Porgs of the Star Wars Universe are small sea-dwelling birds that are native to the planet Anch-To. They are a hypercurious species that roosts on cliffs and evolved from seabirds.
Many porg species differ by their presence of webbed feet. These webbed feet help the porgs navigate water better and allow them to hunt many different types of sea creatures. Their land dwelling unwebbed-foot relatives typically have fewer niches to exploit as the terrestrial portions of Anch-To are largely devoid of life. These porgs typically rely on eating bugs in small crevices between rocks. Additionally, some porg species have long proboscis-like beaks while others are entirely beakless. Porgs use their beaks to spear fish or reach food in narrow spaces. The beakless porgs use their lack of beak to fit various crustaceans in their strong mouths, cracking their hard exteriors for sustenance.
Let’s analyze the evolution of beaks and webbed feet in porgs. Specifically, we might be interested in the transition rates between states. Do we see equal rates? Do we see transitions in both directions? Does having webbed feet seem to change the dynamics of transitioning between beaked state and a beakless state?
ARD
model for correlated evolution and an ER
model for ‘independent’ trait evolution.corHMM()

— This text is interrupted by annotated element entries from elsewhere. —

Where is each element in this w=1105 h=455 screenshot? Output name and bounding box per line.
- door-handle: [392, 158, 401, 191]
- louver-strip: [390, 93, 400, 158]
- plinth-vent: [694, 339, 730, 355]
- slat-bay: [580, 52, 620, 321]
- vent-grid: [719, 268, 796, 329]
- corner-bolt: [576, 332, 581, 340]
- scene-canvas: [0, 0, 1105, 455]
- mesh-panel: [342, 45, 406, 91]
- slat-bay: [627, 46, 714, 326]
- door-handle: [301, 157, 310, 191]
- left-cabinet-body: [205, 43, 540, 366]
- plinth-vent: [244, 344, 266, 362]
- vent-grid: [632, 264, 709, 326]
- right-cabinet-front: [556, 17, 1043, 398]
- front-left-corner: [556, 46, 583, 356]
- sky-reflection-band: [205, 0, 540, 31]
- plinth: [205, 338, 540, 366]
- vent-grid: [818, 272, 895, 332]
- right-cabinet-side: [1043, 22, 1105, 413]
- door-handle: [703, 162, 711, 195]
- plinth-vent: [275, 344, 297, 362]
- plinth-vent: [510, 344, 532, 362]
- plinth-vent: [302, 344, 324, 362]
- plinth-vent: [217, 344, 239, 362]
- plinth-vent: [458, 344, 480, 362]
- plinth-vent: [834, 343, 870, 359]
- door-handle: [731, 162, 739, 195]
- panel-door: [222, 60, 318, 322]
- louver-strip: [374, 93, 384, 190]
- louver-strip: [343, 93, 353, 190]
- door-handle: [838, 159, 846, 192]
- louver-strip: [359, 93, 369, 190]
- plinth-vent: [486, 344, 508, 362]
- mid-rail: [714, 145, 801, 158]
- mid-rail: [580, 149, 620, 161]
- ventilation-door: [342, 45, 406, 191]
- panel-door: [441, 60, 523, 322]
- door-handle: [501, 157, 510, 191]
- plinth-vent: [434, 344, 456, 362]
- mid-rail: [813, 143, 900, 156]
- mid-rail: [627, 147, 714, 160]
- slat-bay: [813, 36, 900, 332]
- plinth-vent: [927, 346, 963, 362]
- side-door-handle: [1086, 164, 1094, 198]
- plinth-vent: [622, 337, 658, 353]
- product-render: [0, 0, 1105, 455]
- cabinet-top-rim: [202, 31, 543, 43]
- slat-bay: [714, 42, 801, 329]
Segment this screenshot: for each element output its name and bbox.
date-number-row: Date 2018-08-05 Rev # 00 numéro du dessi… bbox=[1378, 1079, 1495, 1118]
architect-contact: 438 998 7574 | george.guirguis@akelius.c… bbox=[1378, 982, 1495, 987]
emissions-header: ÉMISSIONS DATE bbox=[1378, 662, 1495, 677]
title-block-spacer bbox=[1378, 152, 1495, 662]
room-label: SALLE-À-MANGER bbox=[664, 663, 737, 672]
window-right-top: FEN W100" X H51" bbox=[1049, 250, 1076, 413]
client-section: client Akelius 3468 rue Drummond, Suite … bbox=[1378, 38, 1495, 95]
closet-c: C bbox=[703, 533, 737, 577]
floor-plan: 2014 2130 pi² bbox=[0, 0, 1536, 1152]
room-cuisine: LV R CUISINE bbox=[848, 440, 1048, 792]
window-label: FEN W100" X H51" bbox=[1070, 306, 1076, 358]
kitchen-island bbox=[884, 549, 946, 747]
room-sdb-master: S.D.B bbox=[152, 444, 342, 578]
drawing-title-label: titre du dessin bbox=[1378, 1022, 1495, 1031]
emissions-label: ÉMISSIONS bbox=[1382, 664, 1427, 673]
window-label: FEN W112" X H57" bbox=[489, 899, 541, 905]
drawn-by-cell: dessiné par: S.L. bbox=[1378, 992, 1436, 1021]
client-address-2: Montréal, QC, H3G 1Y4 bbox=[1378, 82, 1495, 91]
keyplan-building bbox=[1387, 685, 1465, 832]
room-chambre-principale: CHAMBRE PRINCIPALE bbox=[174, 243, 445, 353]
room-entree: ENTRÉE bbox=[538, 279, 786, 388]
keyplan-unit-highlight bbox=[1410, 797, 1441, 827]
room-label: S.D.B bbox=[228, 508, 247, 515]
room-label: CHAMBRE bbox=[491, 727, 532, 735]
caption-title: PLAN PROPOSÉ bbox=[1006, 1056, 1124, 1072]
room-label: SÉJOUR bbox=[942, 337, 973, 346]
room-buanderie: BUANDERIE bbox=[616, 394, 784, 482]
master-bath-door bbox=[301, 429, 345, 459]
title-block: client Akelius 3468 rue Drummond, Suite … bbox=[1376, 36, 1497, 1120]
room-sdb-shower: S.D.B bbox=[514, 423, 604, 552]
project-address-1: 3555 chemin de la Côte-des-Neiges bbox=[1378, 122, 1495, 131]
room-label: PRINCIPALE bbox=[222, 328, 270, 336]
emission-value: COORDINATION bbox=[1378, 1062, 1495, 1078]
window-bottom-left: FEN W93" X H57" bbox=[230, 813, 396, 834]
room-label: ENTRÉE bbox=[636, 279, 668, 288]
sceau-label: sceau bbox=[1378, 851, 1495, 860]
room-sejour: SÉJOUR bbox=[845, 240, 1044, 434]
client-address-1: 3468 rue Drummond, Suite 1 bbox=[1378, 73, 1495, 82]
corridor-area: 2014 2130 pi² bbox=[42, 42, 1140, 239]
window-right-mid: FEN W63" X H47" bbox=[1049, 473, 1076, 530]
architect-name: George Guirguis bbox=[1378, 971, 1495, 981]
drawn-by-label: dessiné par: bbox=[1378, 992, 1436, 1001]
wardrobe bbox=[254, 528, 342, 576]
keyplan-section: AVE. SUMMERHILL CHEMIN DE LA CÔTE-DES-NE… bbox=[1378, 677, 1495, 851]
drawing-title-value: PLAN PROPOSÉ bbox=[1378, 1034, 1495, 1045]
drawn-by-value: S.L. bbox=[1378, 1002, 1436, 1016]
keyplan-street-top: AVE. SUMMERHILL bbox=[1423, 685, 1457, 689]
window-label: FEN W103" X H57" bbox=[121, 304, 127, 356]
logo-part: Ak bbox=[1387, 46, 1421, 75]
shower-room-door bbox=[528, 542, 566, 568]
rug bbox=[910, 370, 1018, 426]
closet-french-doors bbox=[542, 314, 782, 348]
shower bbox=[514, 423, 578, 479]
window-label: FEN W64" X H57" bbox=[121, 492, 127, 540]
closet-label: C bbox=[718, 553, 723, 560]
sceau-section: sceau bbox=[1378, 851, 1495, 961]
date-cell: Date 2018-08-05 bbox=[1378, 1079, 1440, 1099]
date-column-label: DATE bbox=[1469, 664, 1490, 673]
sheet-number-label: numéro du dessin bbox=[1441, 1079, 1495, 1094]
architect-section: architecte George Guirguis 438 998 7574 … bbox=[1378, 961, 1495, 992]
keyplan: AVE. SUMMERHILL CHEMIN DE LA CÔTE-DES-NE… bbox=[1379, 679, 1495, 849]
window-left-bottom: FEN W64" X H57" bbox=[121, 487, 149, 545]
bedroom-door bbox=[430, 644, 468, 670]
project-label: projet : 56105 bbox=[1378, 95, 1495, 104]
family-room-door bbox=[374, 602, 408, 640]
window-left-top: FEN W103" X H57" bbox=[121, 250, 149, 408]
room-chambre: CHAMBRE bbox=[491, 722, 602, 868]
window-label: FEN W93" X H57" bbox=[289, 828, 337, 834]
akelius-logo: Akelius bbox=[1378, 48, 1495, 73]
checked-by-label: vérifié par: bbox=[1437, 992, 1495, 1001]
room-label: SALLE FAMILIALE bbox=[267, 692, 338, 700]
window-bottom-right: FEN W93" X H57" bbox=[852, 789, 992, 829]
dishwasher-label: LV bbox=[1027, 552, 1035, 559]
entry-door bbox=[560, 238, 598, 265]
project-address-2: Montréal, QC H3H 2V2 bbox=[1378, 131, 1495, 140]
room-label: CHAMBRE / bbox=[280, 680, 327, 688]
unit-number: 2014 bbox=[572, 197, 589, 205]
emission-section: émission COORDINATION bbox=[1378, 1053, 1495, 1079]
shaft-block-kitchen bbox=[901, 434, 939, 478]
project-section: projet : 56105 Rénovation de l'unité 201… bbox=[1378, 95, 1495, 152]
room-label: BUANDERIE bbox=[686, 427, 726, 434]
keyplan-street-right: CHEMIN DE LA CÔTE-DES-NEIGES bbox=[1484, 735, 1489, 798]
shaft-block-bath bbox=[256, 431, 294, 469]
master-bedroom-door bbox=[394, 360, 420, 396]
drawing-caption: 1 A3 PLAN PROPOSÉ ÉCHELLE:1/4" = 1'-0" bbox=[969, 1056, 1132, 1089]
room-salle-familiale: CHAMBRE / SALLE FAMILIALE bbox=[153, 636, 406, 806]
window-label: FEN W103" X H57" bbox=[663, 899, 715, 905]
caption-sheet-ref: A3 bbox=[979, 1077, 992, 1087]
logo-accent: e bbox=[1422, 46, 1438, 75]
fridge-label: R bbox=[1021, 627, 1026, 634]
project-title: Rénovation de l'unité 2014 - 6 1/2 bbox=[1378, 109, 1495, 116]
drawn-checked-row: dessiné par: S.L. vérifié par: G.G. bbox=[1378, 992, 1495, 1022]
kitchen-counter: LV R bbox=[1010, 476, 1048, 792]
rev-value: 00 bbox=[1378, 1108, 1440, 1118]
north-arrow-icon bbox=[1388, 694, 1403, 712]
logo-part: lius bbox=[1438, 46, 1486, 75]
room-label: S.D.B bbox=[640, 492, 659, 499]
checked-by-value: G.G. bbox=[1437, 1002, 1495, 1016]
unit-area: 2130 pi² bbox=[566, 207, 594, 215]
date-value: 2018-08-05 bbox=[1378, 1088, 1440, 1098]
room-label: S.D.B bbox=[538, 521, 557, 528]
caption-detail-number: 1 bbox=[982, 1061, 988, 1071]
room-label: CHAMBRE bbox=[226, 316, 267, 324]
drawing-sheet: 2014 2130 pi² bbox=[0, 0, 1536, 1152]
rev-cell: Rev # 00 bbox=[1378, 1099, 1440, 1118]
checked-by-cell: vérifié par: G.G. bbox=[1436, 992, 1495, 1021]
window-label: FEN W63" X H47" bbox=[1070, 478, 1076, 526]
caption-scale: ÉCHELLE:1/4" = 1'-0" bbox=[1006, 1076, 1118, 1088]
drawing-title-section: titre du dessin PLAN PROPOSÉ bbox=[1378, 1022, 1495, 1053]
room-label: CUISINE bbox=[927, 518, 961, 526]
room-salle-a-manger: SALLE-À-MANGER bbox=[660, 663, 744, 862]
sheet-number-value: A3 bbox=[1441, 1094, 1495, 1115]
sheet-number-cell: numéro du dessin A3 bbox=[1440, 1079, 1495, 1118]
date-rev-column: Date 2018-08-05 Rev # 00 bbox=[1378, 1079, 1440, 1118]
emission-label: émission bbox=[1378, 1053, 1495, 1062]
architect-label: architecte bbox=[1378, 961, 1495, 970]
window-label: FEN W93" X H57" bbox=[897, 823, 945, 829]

Now try fitting a directional character evolution model. How can we use information about their life strategies to inform a directional model? Would we expect to see webbed porgs to transition to a beakless state at the same rate as unwebbed porgs? Would it seem likely that an unwebbed porg with a beak would transtion to a beakless state?
Which model fits better in each scenario? What are the transition rates of the better fitting models? What would you say about the evolution of the traits?